Why do Americans have to learn the hard way?


It seems we never learn. Every now and then, the American people hand some poor soul, undeserving in many cases, the national levers of power.  And in each and every instance, it has cost us dearly.  There are several historical periods of note.

John Adams, himself a political giant, was imminently qualified for the presidency, at least on paper.  But he had the most unenviable of tasks, perhaps in all of American history.  He had to follow George Washington as president.  And he did a lousy job.

Rather than reverse course from what Washington and Alexander Hamilton had begun, Adams built on it, continuing an oppressive system of taxation and top-down management of the nation’s affairs.  A people who had just fought a war of independence over taxation now saw the imposition of an even more draconian system, one that included direct federal taxes on everything from whiskey and tobacco to land and homes.

But President Adams, already in hot water with the people, stepped over the line with passage of the Alien and Sedition Acts in 1798, laws that suppressed civil liberties, even though the Bill of Rights was just six years old.  Anyone could be imprisoned for criticizing the government, especially newspaper editors, and many were.

Yet the Federalist Era came to ignominious end, as the American people rose up in righteous indignation, snatching the government away from Adams and handing it to Thomas Jefferson and his Republican Party in a landslide that permanently crippled the Hamilton-Adams coalition.

President Jefferson did not just talk a good game, like conservatives do today; he did reverse course, abolishing all direct taxes, cutting spending, and repealing oppressive legislation.  He even freed those convicted under the Sedition Act and returned fines they had paid.  The people had realized their mistake and Jefferson’s election led to a six-decade era of limited government, before the Age of Lincoln and the beginnings of the Progressive movement.

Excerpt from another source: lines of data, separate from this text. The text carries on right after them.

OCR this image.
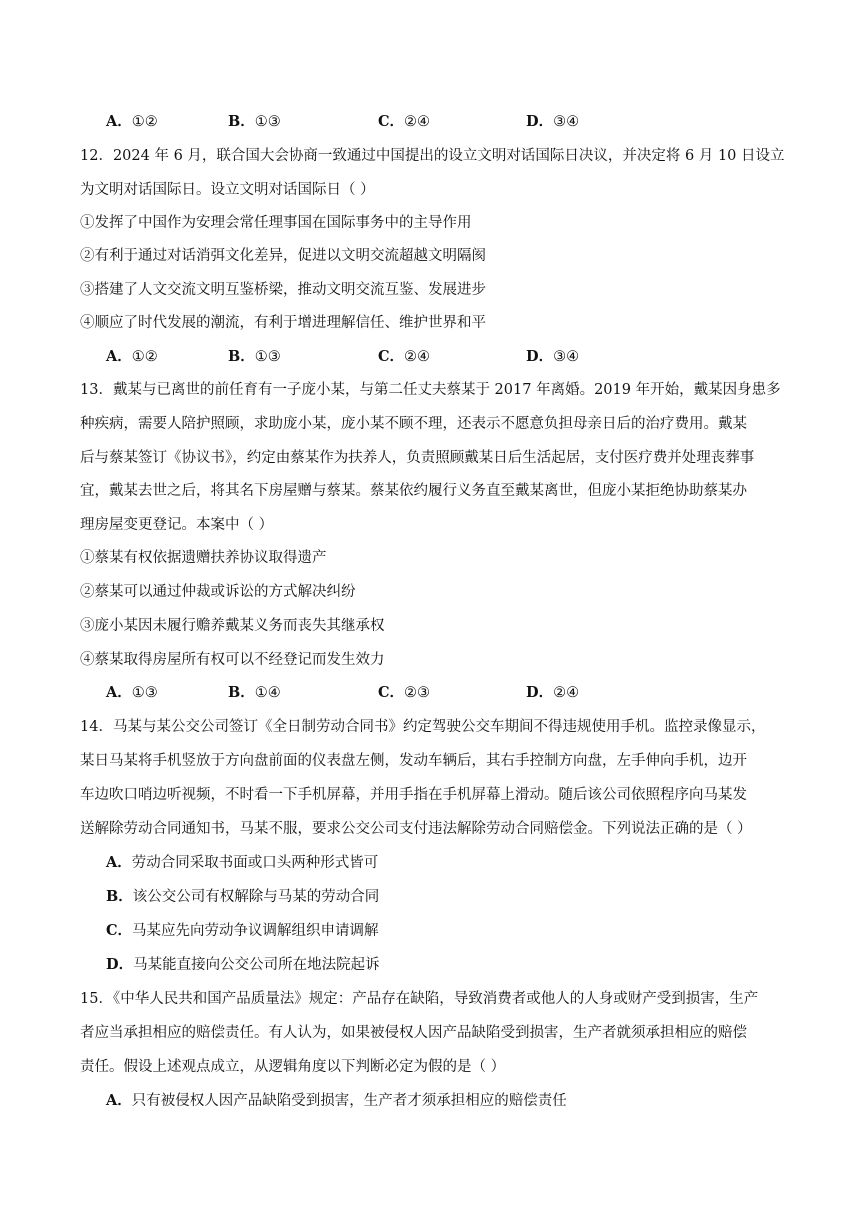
A．①②	B．①③	C．②④	D．③④
12．2024 年 6 月，联合国大会协商一致通过中国提出的设立文明对话国际日决议，并决定将 6 月 10 日设立
为文明对话国际日。设立文明对话国际日（ ）
①发挥了中国作为安理会常任理事国在国际事务中的主导作用
②有利于通过对话消弭文化差异，促进以文明交流超越文明隔阂
③搭建了人文交流文明互鉴桥梁，推动文明交流互鉴、发展进步
④顺应了时代发展的潮流，有利于增进理解信任、维护世界和平
A．①②	B．①③	C．②④	D．③④
13．戴某与已离世的前任育有一子庞小某，与第二任丈夫蔡某于 2017 年离婚。2019 年开始，戴某因身患多
种疾病，需要人陪护照顾，求助庞小某，庞小某不顾不理，还表示不愿意负担母亲日后的治疗费用。戴某
后与蔡某签订《协议书》，约定由蔡某作为扶养人，负责照顾戴某日后生活起居，支付医疗费并处理丧葬事
宜，戴某去世之后，将其名下房屋赠与蔡某。蔡某依约履行义务直至戴某离世，但庞小某拒绝协助蔡某办
理房屋变更登记。本案中（ ）
①蔡某有权依据遗赠扶养协议取得遗产
②蔡某可以通过仲裁或诉讼的方式解决纠纷
③庞小某因未履行赡养戴某义务而丧失其继承权
④蔡某取得房屋所有权可以不经登记而发生效力
A．①③	B．①④	C．②③	D．②④
14．马某与某公交公司签订《全日制劳动合同书》约定驾驶公交车期间不得违规使用手机。监控录像显示，
某日马某将手机竖放于方向盘前面的仪表盘左侧，发动车辆后，其右手控制方向盘，左手伸向手机，边开
车边吹口哨边听视频，不时看一下手机屏幕，并用手指在手机屏幕上滑动。随后该公司依照程序向马某发
送解除劳动合同通知书，马某不服，要求公交公司支付违法解除劳动合同赔偿金。下列说法正确的是（ ）
A．劳动合同采取书面或口头两种形式皆可
B．该公交公司有权解除与马某的劳动合同
C．马某应先向劳动争议调解组织申请调解
D．马某能直接向公交公司所在地法院起诉
15．《中华人民共和国产品质量法》规定：产品存在缺陷，导致消费者或他人的人身或财产受到损害，生产
者应当承担相应的赔偿责任。有人认为，如果被侵权人因产品缺陷受到损害，生产者就须承担相应的赔偿
责任。假设上述观点成立，从逻辑角度以下判断必定为假的是（ ）
A．只有被侵权人因产品缺陷受到损害，生产者才须承担相应的赔偿责任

The Progressives did eventually gain control of the government and roared ahead with Woodrow Wilson, elected in 1912.  For that we received the Federal Reserve, a gift that keeps on giving; free trade; a peacetime income tax, supposedly to re-distribute wealth, for the very low rates touched only the very rich; and a foreign war, not to defend American shores, but to “make the world safe for democracy.”

What was Wilson’s legacy?  The Federal Reserve gave us the Great Depression; an income tax that touched every single American, taking 77 percent from the top earners, those who create jobs; an economy in deep recession; civil liberties trampled, as Americans were arrested and jailed for simply reading aloud the Bill of Rights; and our once independent country poised for the new League of Nations.

Yet Americans stood up again and said no more, electing Warren G. Harding and Calvin Coolidge in 1920 with a record majority.  The duo returned the nation to normalcy, slashed federal spending, sliced income tax rates, protected American industry, restored civil liberties, and returned to an America First foreign policy. The Roaring Twenties was like nothing America has seen since.

But American did it again in 1976 with poor Jimmy Carter.  He was in over his head deeper than any American president.  True, the economy had been in the throes of stagnation for years but Carter’s plans only made it worse, much worse, with double-digit inflation, interest rates, and unemployment.  The addition of a severe energy crisis placed the economy in the midst of a depression that Carter was powerless to correct.

As for the military, Carter inherited a force decimated from the long fight in Southeast Asia.  But he did nothing of any significance to change it and, in many cases, reduced it further, cutting aircraft carriers and new bombers, at a time when the Soviet Union was on the move around the globe.

Historians and political pundits alike blame Ronald Reagan for adding more than $1.5 trillion to the national debt.  Though it seems like peanuts now, it was a large increase for the 1980s.  But Reagan had to inaugurate more than a trillion in defense spending because we stupidly picked a president who had gutted the US military.  The Reagan Buildup, as it has been termed, gave us a first-class military machine no other nation dared trifle with.

In 2008 we just had to give him a shot.  But Barack Obama has given us massive new debt that will total more than $6 trillion by the end of this presidential term.  He took over the nation’s healthcare system, which, if not repealed, will strap us with trillions more over the next decade, some three times the original estimate.  Civil liberties have been further eroded. The nation’s national defenses have been dangerously slashed.  Our foreign policy is in shambles.  The economy is in recession.

And for that, we will have to pay a high price yet again.  Only now the pain will be much worse.  Yet on this day, let us hope that our fellow citizens across this great land have learned a valuable lesson, one that we dare not repeat.